Amphiphilic block copolymers undergo self-assembly to form a variety of micelle morphologies in both aqueous media and organic solvents. As new and advanced nanomaterials, multicompartment micelles attract researchers in both academic and application fields due to their potential applications in biomedicine, drug delivery, and biotechnology. The micelle morphology is tuned by molecular parameters, such as molecular weight and block copolymer composition, and solution parameters like copolymer concentration, solvent composition, temperature, and others. Temperature has been used as a tool to control the block copolymer self-assembly for several years. The determination and control of the sol-to-gel transition temperature in a reliable manner are quite important because the sol-to-gel transition temperature determines injectability, formulation temperature, and sterilization condition. Thus, the kinetics of gel formation is determined by sol-to-gel transition temperature. The temperature dependence of the shell structure of micelles formed by a deuterated polystyrene-poly(ethylene oxide) diblock copolymer (dPS-b-PEO) in heavy water were investigated with small-angle neutron scattering (SANS).
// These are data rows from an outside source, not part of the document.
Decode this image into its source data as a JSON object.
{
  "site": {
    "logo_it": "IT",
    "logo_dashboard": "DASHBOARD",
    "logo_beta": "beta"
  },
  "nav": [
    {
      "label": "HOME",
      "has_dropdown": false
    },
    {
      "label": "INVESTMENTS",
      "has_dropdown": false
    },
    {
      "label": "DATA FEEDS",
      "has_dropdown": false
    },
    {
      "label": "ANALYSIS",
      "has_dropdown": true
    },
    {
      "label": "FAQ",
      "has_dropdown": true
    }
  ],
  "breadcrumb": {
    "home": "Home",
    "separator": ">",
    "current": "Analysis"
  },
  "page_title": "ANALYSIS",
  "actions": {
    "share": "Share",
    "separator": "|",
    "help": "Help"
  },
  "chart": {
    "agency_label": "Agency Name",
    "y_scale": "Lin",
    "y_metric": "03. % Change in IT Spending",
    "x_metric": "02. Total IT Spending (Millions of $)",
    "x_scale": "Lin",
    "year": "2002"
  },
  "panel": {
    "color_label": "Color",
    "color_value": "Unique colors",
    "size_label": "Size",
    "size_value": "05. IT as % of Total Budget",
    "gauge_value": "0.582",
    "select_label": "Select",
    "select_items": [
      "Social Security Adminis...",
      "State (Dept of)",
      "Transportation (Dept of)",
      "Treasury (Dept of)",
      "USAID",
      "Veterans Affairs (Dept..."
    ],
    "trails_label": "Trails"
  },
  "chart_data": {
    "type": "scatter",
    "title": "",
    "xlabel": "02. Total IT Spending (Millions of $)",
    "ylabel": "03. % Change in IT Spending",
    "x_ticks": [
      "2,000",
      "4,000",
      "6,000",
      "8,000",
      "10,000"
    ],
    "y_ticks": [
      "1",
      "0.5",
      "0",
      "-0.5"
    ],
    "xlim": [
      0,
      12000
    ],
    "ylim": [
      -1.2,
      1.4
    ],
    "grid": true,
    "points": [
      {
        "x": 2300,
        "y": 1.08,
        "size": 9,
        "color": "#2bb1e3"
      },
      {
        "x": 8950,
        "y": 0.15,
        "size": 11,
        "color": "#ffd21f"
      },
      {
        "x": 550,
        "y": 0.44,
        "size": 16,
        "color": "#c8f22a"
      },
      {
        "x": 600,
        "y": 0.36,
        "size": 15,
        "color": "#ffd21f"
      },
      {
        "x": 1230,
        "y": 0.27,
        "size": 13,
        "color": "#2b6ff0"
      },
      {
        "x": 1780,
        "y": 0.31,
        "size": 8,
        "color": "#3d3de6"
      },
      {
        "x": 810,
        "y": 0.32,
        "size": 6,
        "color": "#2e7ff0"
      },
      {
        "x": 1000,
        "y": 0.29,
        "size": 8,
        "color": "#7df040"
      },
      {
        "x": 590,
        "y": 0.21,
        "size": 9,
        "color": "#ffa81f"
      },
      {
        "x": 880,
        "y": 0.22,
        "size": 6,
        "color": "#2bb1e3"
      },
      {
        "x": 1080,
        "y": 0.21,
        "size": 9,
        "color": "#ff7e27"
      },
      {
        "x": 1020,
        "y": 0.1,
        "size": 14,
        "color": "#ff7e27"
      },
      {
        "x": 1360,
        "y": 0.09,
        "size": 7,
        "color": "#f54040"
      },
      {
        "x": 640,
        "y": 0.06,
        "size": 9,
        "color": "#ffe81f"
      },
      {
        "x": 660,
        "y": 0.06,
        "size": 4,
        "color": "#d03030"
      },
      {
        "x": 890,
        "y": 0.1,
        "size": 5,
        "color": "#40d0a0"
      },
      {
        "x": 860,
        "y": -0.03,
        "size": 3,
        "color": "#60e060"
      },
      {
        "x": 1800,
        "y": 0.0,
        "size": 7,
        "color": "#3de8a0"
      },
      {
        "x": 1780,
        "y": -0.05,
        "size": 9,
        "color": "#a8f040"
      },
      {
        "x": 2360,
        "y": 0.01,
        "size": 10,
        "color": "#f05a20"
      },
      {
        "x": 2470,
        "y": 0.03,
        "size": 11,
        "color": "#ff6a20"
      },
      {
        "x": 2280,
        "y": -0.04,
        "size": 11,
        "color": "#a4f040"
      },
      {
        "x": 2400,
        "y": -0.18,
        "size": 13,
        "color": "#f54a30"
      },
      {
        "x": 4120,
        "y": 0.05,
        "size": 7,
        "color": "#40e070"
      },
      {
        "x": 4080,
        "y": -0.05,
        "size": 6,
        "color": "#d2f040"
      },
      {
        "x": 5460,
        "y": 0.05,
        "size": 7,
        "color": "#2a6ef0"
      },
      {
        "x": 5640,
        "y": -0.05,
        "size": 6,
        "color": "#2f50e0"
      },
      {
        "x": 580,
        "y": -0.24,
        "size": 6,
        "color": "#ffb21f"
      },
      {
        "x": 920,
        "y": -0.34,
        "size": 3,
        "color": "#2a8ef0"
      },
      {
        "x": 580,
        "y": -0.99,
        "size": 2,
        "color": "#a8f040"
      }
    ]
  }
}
SANS data were analyzed using a core-shell modeled with a structure factor for a hard sphere potential. The shell thickness were obtained from the fits to the SANS data. The shell thickness first decreased with increasing temperature, reached a minimum at some point and then increased with a further increase of temperature. These structural changes seemed to be due to the combined effects of the decrease in hydrophilicity of the PEO block and the increase in thermal motion of the PEO block with increasing temperature.